Park in Anchorage, Alaska, United States

The Delaney Park Strip is an 11-block park in the Municipality of Anchorage, Alaska. Originally a firebreak, the Park Strip would become Anchorage's first airfield.

==History==
Known to the Anchorage community as the Park Strip, Delaney Park is the oldest park in the city. It was established as part of the original Anchorage township plat in 1917 and named for James Delaney, one of the first mayors of Anchorage.

The park was originally used simply as a firebreak, but in 1923 it became “The Golf Course.” The community used the space both for a golf course and an airstrip.
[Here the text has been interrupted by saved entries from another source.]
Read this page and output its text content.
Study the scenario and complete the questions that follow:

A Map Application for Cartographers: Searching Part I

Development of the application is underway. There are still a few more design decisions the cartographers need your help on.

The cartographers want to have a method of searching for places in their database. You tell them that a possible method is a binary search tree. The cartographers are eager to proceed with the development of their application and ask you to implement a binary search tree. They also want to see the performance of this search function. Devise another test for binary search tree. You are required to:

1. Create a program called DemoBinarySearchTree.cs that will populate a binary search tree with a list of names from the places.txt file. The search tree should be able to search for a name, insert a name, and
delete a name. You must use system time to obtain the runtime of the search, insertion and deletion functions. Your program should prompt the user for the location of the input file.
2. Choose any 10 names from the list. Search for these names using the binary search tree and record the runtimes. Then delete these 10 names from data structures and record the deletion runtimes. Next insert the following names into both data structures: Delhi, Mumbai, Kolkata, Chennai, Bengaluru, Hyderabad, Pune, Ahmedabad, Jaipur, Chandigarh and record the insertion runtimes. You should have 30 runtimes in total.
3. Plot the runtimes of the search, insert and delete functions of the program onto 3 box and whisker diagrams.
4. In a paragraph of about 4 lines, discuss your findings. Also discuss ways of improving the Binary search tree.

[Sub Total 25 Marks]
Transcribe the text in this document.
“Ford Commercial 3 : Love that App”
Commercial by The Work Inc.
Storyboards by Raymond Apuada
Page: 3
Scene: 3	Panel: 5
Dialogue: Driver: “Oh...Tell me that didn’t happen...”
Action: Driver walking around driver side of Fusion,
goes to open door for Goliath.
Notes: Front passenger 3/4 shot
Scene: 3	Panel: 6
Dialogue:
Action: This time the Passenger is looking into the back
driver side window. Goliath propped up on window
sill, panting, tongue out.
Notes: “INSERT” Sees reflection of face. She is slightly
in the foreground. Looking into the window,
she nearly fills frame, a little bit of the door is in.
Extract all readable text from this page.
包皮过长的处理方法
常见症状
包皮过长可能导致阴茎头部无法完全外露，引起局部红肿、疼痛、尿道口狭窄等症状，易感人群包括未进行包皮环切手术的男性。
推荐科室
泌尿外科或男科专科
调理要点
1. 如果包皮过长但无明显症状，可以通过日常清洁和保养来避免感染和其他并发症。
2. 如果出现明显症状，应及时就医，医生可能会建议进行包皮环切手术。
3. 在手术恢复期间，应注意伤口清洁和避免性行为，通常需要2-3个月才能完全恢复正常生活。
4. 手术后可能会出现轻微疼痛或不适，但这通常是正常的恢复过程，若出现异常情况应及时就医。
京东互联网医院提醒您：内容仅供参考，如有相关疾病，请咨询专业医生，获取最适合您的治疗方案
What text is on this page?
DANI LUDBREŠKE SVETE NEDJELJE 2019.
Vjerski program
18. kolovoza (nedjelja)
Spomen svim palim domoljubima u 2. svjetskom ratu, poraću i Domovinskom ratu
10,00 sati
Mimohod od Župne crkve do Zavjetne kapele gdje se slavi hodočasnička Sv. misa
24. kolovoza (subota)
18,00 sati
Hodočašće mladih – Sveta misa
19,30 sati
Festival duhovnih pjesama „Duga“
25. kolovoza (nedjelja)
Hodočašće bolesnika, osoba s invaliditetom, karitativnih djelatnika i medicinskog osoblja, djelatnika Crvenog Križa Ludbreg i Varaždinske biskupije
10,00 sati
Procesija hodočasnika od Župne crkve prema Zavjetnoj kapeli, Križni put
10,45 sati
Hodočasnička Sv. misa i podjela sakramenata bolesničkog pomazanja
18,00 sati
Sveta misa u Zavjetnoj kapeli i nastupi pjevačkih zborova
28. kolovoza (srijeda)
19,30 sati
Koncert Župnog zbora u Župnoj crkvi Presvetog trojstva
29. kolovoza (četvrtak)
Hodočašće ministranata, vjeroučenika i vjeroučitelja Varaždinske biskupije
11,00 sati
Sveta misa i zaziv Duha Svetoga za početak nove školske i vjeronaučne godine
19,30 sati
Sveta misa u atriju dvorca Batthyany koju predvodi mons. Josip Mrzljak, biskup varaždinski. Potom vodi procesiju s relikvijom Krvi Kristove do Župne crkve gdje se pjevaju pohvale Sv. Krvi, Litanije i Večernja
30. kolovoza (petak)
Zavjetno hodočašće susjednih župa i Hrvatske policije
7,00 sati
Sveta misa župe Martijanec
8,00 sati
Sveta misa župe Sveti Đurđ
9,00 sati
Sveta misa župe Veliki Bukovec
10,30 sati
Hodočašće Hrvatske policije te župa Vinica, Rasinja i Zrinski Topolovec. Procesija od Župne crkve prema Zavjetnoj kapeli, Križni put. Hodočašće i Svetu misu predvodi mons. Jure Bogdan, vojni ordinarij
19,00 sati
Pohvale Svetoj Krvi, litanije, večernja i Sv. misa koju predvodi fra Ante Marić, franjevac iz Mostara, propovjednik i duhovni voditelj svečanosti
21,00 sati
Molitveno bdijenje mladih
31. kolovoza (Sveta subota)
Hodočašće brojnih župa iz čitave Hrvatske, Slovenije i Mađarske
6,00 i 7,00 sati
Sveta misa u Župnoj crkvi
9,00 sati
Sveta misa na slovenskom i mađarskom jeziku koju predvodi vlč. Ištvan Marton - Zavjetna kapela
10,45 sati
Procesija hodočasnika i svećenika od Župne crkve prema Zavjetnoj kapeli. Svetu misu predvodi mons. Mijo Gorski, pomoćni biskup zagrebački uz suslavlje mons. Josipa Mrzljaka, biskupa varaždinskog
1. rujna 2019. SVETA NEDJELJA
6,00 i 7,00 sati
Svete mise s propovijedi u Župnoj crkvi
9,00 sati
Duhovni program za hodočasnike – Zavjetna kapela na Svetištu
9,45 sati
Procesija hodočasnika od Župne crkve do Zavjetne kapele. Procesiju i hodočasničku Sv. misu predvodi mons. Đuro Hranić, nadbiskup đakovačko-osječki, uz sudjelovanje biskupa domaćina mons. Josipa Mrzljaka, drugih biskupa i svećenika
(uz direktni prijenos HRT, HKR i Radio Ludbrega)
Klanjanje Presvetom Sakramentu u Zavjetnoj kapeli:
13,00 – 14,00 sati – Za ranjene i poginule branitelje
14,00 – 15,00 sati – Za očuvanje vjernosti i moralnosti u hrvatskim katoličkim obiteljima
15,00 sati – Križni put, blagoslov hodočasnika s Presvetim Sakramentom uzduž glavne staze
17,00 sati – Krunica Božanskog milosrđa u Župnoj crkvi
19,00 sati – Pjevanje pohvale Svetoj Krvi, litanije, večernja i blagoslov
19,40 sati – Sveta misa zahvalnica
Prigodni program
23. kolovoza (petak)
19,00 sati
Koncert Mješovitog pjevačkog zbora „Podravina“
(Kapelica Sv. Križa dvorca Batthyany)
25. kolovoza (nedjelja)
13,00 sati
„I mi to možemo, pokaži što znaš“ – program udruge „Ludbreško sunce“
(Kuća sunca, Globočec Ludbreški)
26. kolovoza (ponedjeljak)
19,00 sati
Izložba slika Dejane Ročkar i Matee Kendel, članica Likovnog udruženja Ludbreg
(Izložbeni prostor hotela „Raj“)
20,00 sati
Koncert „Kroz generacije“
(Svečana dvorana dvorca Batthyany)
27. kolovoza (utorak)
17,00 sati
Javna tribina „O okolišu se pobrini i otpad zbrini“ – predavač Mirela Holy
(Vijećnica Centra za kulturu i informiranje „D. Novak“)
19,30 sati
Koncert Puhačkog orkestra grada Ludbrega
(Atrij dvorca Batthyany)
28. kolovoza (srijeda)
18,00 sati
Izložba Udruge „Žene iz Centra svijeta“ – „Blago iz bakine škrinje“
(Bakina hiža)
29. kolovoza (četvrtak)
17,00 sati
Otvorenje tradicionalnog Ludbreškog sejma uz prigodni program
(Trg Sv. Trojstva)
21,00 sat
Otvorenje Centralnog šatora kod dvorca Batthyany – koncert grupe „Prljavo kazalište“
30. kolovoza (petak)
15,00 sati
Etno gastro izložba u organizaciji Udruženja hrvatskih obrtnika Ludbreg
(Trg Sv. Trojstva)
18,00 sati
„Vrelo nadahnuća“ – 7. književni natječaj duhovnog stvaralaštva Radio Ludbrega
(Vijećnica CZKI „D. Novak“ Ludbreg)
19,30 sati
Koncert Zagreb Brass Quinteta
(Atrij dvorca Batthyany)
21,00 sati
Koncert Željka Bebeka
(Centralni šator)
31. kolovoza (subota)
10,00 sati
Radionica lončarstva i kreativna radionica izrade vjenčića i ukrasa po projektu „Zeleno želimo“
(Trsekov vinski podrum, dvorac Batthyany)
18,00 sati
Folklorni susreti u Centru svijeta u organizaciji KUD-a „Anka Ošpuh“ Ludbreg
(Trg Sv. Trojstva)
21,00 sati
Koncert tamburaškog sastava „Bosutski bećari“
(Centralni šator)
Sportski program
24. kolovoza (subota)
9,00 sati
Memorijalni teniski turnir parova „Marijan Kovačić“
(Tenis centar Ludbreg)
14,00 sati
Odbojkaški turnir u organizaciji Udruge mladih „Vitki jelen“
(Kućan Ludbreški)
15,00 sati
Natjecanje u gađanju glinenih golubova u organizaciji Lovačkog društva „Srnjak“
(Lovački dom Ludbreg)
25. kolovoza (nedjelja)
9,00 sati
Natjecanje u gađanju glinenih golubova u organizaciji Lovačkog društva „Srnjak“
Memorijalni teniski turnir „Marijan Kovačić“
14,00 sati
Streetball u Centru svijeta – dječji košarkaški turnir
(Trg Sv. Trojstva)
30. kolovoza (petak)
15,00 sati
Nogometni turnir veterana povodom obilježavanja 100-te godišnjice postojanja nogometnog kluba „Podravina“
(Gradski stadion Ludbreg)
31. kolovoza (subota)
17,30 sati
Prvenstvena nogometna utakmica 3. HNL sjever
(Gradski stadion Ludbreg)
Anchorage residents, working for free, had prepared a 300 by 2000 foot landing field for Noel Wien to fly Jimmy Rodebaugh's newly arrived Standard J-1. Wien's first flight took place on 4 June 1924, and by the end of the month had flown 170 passengers, two at a time in the front cockpit, on a 15 minute ride. These were the first passenger flights from Anchorage. Wien also started the first flight between Anchorage and Fairbanks from the strip on 6 July.

In 1932, however, Merrill Field opened, so the Delaney Park airstrip was no longer necessary.

In 1954 the Parks & Recreation Department began to develop recreation facilities for a variety of activities and events, including ice skating, softball, horseshoes, and, later, tennis. In 1958 the Park Strip hosted the Alaska Statehood Celebration.

On the 75th anniversary of Noel Wien's historic flight to Fairbanks, his two sons Noel Merrill and Richard, reenacted the flight using a Boeing Stearman, after receiving FAA permission to take off from the park.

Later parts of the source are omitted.